We decided early in the Roslyn design process that the primary data structure that developers would use when analyzing code via Roslyn is the syntax tree. And thus one of the hardest parts of the early Roslyn design was figuring out how we were going to implement syntax tree nodes, and what information they would proffer up to the user. We would like to have a data structure that has the following characteristics:
- The form of a tree.
- Cheap access to parent nodes from child nodes.
- Possible to map from a node in the tree to a character offset in the text.
By persistence I mean the ability to reuse most of the existing nodes in the tree when an edit is made to the text buffer. Since the nodes are immutable, there’s no barrier to reusing them, as I’ve discussed many times on this blog. We need this for performance; we cannot be re-parsing huge wodges of text every time you hit a key. We need to re-lex and re-parse only the portions of the tree that were affected by the edit because we are potentially re-doing this analysis between every keystroke.
Aside: Determining what those portions of the tree are is quite tricky; I might blog about that at a later date. An edit that, for example, adds
async to a method can cause the parse of
await(foo); in the method body to change from an invocation to a usage of the
await contextual keyword.
When you try to put all five of those things into one data structure you immediately run into problems:
- How do you build a tree node in the first place? The parent and the child both refer to each other, and are immutable, so which one gets built first?
- Supposing you manage to solve that problem: how do you make it persistent? You cannot re-use a child node in a different parent because that would involve telling the child that it has a new parent. But the child is immutable.
- Supposing you manage to solve that problem: when you insert a new character into the edit buffer, the absolute position of every node that is mapped to a position after that point changes. This makes it very difficult to make a persistent data structure, because any edit can change the spans of most of the nodes!
But on the Roslyn team we routinely do impossible things.
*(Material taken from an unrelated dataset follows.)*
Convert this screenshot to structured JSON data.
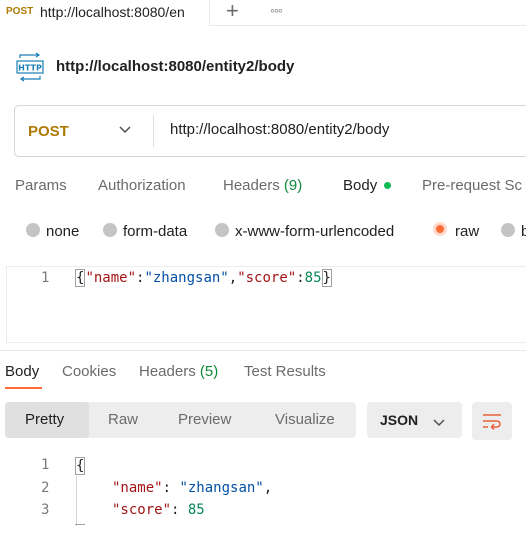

We actually do the impossible by keeping two parse trees:
The “green” tree is immutable, persistent, has no parent references, is built “bottom-up”, and every node tracks its width but not its absolute position. When an edit happens we rebuild only the portions of the green tree that were affected by the edit, which is typically about O(log n) of the total parse nodes in the tree.
The “red” tree is an immutable façade that is built around the green tree; it is built “top-down” on demand and thrown away on every edit. It computes parent references by manufacturing them on demand as you descend through the tree from the top. It manufactures absolute positions by computing them from the widths, again, as you descend. You, the consumer of the Roslyn API, only ever see the red tree; the green tree is an implementation detail. (And if you use the debugger to peer into the internal state of a parse node you’ll in fact see that there is a reference to another parse node in there of a different type; that’s the green tree node.)
Incidentally, these are called “red/green trees” because those were the whiteboard marker colours we used to draw the data structure in the design meeting. There’s no other meaning to the colours.
The benefit of this strategy is that we get all those great things: immutability, persistence, parent references, and so on. The cost is that this system is complex and can consume a lot of memory if the “red” façades get large. We are at present doing experiments to see if we can reduce some of the costs without losing the benefits.
Next time on FAIC: What precisely is “implementation-defined behaviour”?
Commentary from 2020:
I did not come up with the idea for red-green trees but I was in the room where it happened and it was a lot of fun coming up with a new twist on an old data structure that would meet our needs while still being “functional style”. I have since used variations on this data structure a few times in different parsers.
There were a number of questions in the comments to the original post that I never answered, oddly enough. Sorry for the eight year delay:
- How many children does each tree node have?
As many as it needs; a binary operator node has two children, a unary operator has one, and so on. I wrote an XML document that lists the children of every tree node type, and a script that automatically generates the tree node classes from that XML doc. I don’t know if this scheme is still used for the Roslyn project or not!
- Is the red tree rebuilt on every edit or every traversal?
Every edit. The red tree is internally mutable but presents an immutable interface to its caller. When you access a child of a red tree node for the first time, a new red tree node is created for that child green node, and the new red child is then cached in its red parent.
- Was GC pressure a consideration?
Good heavens yes. This scheme ends up creating up to twice as many small objects as a normal parse tree would, and therefore a lot of collection pressure. Moreover, there is a real danger that you end up interleaving small short-term allocations with small long-term allocations, which produces the worst case for data locality while maximizing the work the compacting collector must do. We measured the GC cost of this solution very carefully.
- How bad a GC penalty is discarding the red tree on every edit?
Since the red tree is built on demand, the red tree is usually a very small fraction of the green tree; it consists of just the “spines” that get to whatever nodes were of interest to IntelliSense or whatever analyzers are running. If for some reason you are having to traverse every node in a red tree on an edit, then it is expensive to build that tree and then throw it away.